Em coletiva com membros da Defensoria Pública do Estado e da União, da OAB-RJ e de outras entidades, o pesquisador Diogo Lyra, subcoordenador do Geni/UFF, lembrou que chacinas costumam ocorrer em momentos em que se tenta controlar a violência policial —como ocorre agora com a decisão do STF.
"Essa chacina ocorre sob dois contextos que são padrões na ação homicida da polícia. O primeiro deles é a vingança. Houve um policial assassinado e a operação saiu de controle a partir daí."
"Temos ações como a chacina de Vigário Geral que não foi uma operação oficalizada, mas feita por policiais tendo essa razão. Por outro lado, temos outra chacina muito conhecida, a da Baixada Fluminense, em 2005, com 29 pessoas mortas em uma hora. Uma chacina que aconteceu sob o pano de fundo de tentativas de mudança na estrutura da polícia", exemplificou Lyra.
O que diz a Polícia Civil
O UOL procurou o governador Claudio Castro e a Polícia Militar para obter comentários sobre o levantamento com base nos dados do Instituto Fogo Cruzado, mas não obteve respostas até a publicação desta reportagem.

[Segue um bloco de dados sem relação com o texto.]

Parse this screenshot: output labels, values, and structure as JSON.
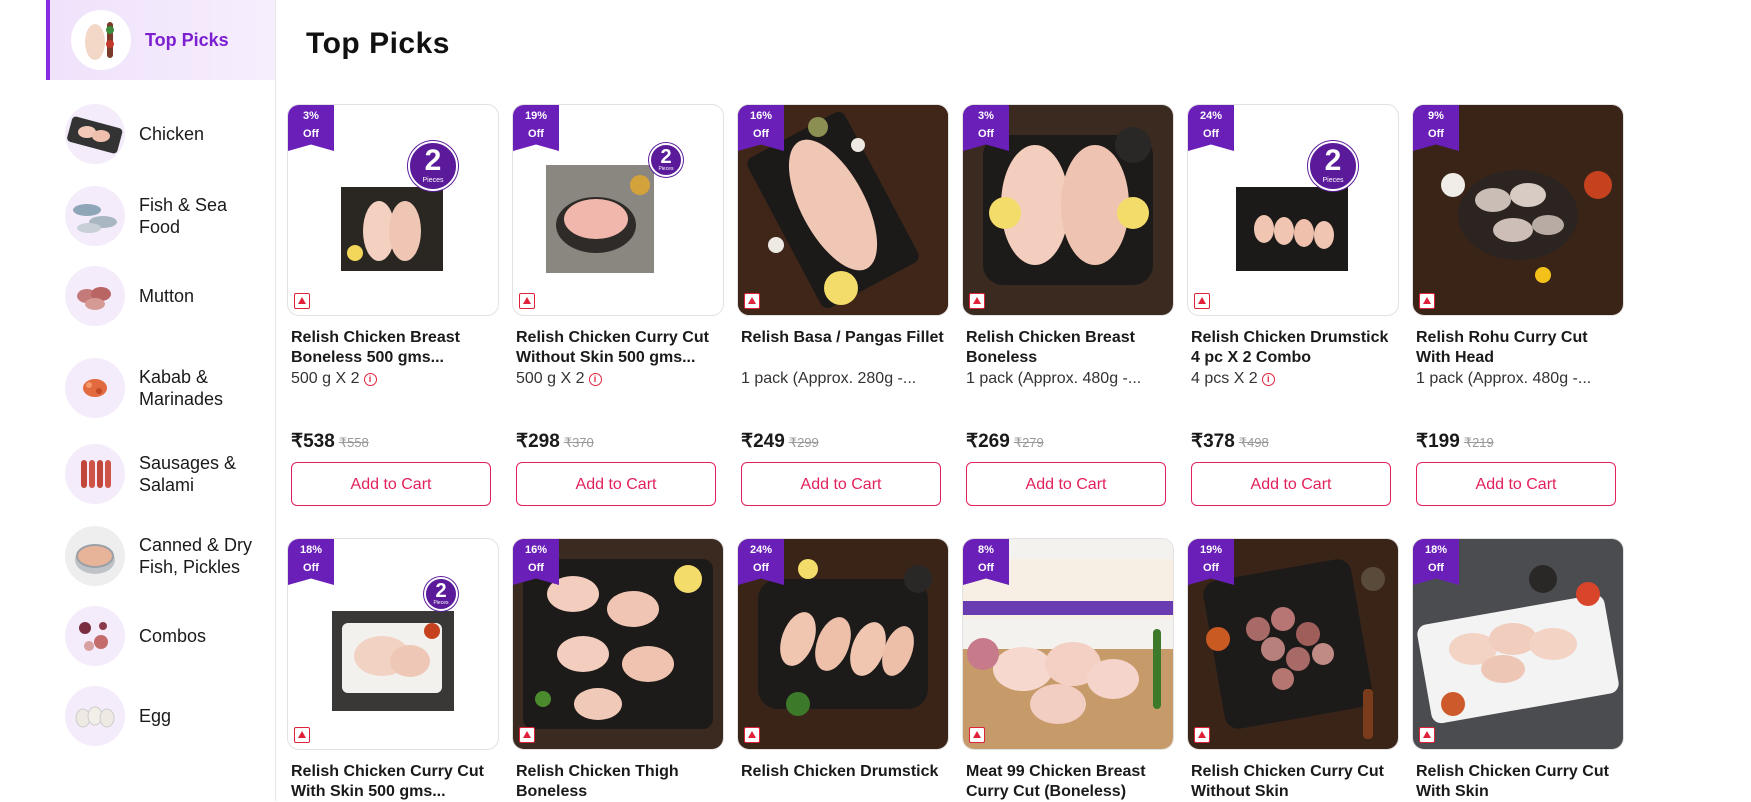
{
  "sidebar": {
    "items": [
      {
        "label": "Top Picks",
        "icon": "top-picks-thumb"
      },
      {
        "label": "Chicken",
        "icon": "chicken-thumb"
      },
      {
        "label": "Fish & Sea Food",
        "icon": "fish-thumb"
      },
      {
        "label": "Mutton",
        "icon": "mutton-thumb"
      },
      {
        "label": "Kabab & Marinades",
        "icon": "kabab-thumb"
      },
      {
        "label": "Sausages & Salami",
        "icon": "sausage-thumb"
      },
      {
        "label": "Canned & Dry Fish, Pickles",
        "icon": "canned-thumb"
      },
      {
        "label": "Combos",
        "icon": "combos-thumb"
      },
      {
        "label": "Egg",
        "icon": "egg-thumb"
      }
    ]
  },
  "main": {
    "title": "Top Picks",
    "badge_off": "Off",
    "pieces_label": "Pieces",
    "add_to_cart": "Add to Cart",
    "products": [
      {
        "discount": "3%",
        "name": "Relish Chicken Breast Boneless 500 gms...",
        "qty": "500 g X 2",
        "info": true,
        "price": "₹538",
        "mrp": "₹558",
        "pieces": "2"
      },
      {
        "discount": "19%",
        "name": "Relish Chicken Curry Cut Without Skin 500 gms...",
        "qty": "500 g X 2",
        "info": true,
        "price": "₹298",
        "mrp": "₹370",
        "pieces": "2"
      },
      {
        "discount": "16%",
        "name": "Relish Basa / Pangas Fillet",
        "qty": "1 pack (Approx. 280g -...",
        "info": false,
        "price": "₹249",
        "mrp": "₹299"
      },
      {
        "discount": "3%",
        "name": "Relish Chicken Breast Boneless",
        "qty": "1 pack (Approx. 480g -...",
        "info": false,
        "price": "₹269",
        "mrp": "₹279"
      },
      {
        "discount": "24%",
        "name": "Relish Chicken Drumstick 4 pc X 2 Combo",
        "qty": "4 pcs X 2",
        "info": true,
        "price": "₹378",
        "mrp": "₹498",
        "pieces": "2"
      },
      {
        "discount": "9%",
        "name": "Relish Rohu Curry Cut With Head",
        "qty": "1 pack (Approx. 480g -...",
        "info": false,
        "price": "₹199",
        "mrp": "₹219"
      },
      {
        "discount": "18%",
        "name": "Relish Chicken Curry Cut With Skin 500 gms...",
        "pieces": "2"
      },
      {
        "discount": "16%",
        "name": "Relish Chicken Thigh Boneless"
      },
      {
        "discount": "24%",
        "name": "Relish Chicken Drumstick"
      },
      {
        "discount": "8%",
        "name": "Meat 99 Chicken Breast Curry Cut (Boneless)"
      },
      {
        "discount": "19%",
        "name": "Relish Chicken Curry Cut Without Skin"
      },
      {
        "discount": "18%",
        "name": "Relish Chicken Curry Cut With Skin"
      }
    ]
  }
}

Em nota, a Polícia Civil afirmou que a atual gestão desenvolve "uma política de segurança baseada em inteligência, investigação e a ação". Defende também que "as operações ganharam mais efetividade".
Por fim, afirma que "todas as mortes ocorridas na atual gestão foram de criminosos em confronto" e que os casos são investigados pelo MP-RJ e levados ao Tribunal de Justiça do Rio.